Within a movement that, as Chanzit observes in the exhibition catalogue, was defined by the “heroic machismo spirit,” the women’s approach was perhaps more personal than that of their male counterparts. Many of the women were painting in response to nature, she writes, in contrast to Pollock, who famously declared, “I am nature.” Strikingly few of the paintings in the exhibition are untitled, suggesting the artists’ openness and willingness to provide viewers with hints to their subjects and their thinking. Frankenthaler was once asked why she titled her works, and she responded, “Because a title has to have a meaning,” Chanzit notes.
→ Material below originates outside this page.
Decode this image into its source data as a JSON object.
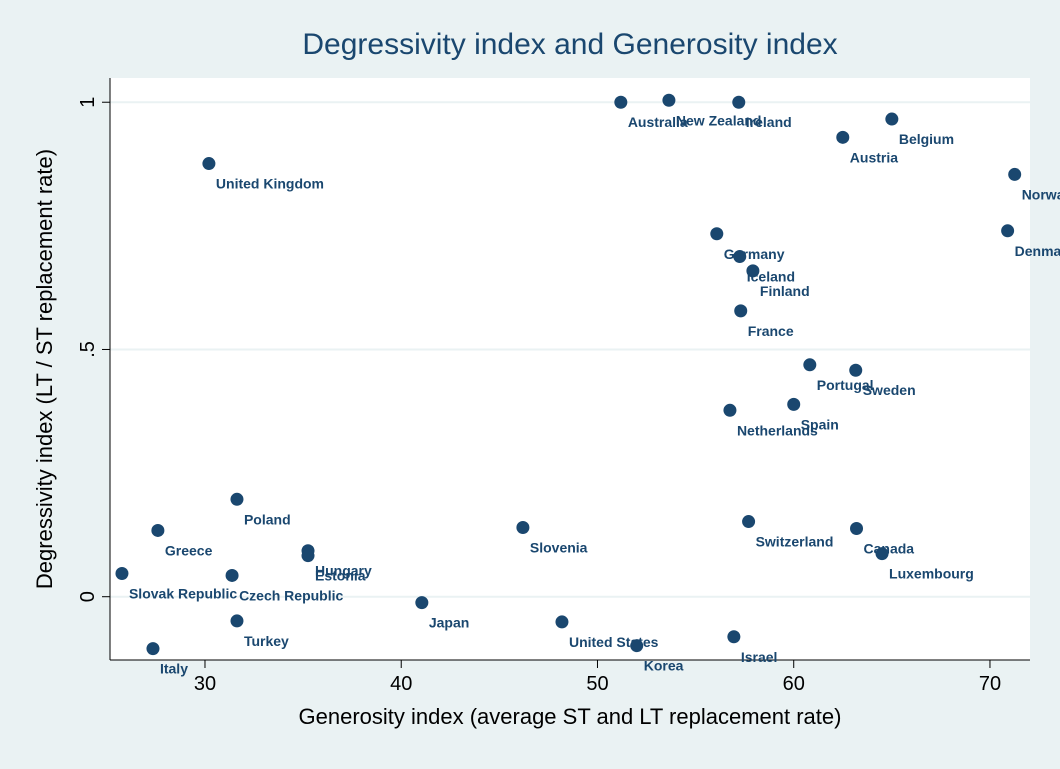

Frankenthaler, seen in her New York studio in 1951, is one of the few well-known female Abstract Expressionists. Photo by Cora Kelley Ward, © 2016 Helen Frankenthaler Foundation

While Abstract Expressionism valued freedom, this did not imply a liberated view of gender roles and equality. “As women, we were basically told to go home,” recalls Godwin, who is in her mid-80s and still painting in New York. She studied with the influential German painter Hans Hofmann (as did Frankenthaler) and showed in major galleries in New York. “I stuck around and so did other women,” she says.

Gechtoff began her career in the early ’50s in San Francisco, where the Beat movement encouraged openness and experimentation. She recalls being welcomed into the art galleries on Fillmore Street, including the respected Six Gallery. A few years later, she moved to Manhattan and was shocked to find that the New York art scene “seemed truly closed off to women.” She remembers male artists looking her up and down at parties. “The hostility bothered me so much that I removed myself from the community more than I should have, and I regret that,” she says.

For Krasner, who was married to Pollock, and de Kooning, who was married to Willem de Kooning, their husbands’ fame gave them a certain status in the artistic community, but it also had drawbacks. Krasner, whose work has gained wider appreciation in recent years, lived in her husband’s shadow. “In some cases, the women pushed the men out in front of them,” Chanzit says, “because that’s just how it was back then.”

Although some AbEx artists have garnered more esteem than others, the movement itself has been hailed as a triumph of American painting, and it has been studied continuously since its heyday. For Gechtoff, the AbEx approach is as compelling now as it was when she first viewed Still’s paintings. “It’s an adventure,” she muses, “that’s never ending.”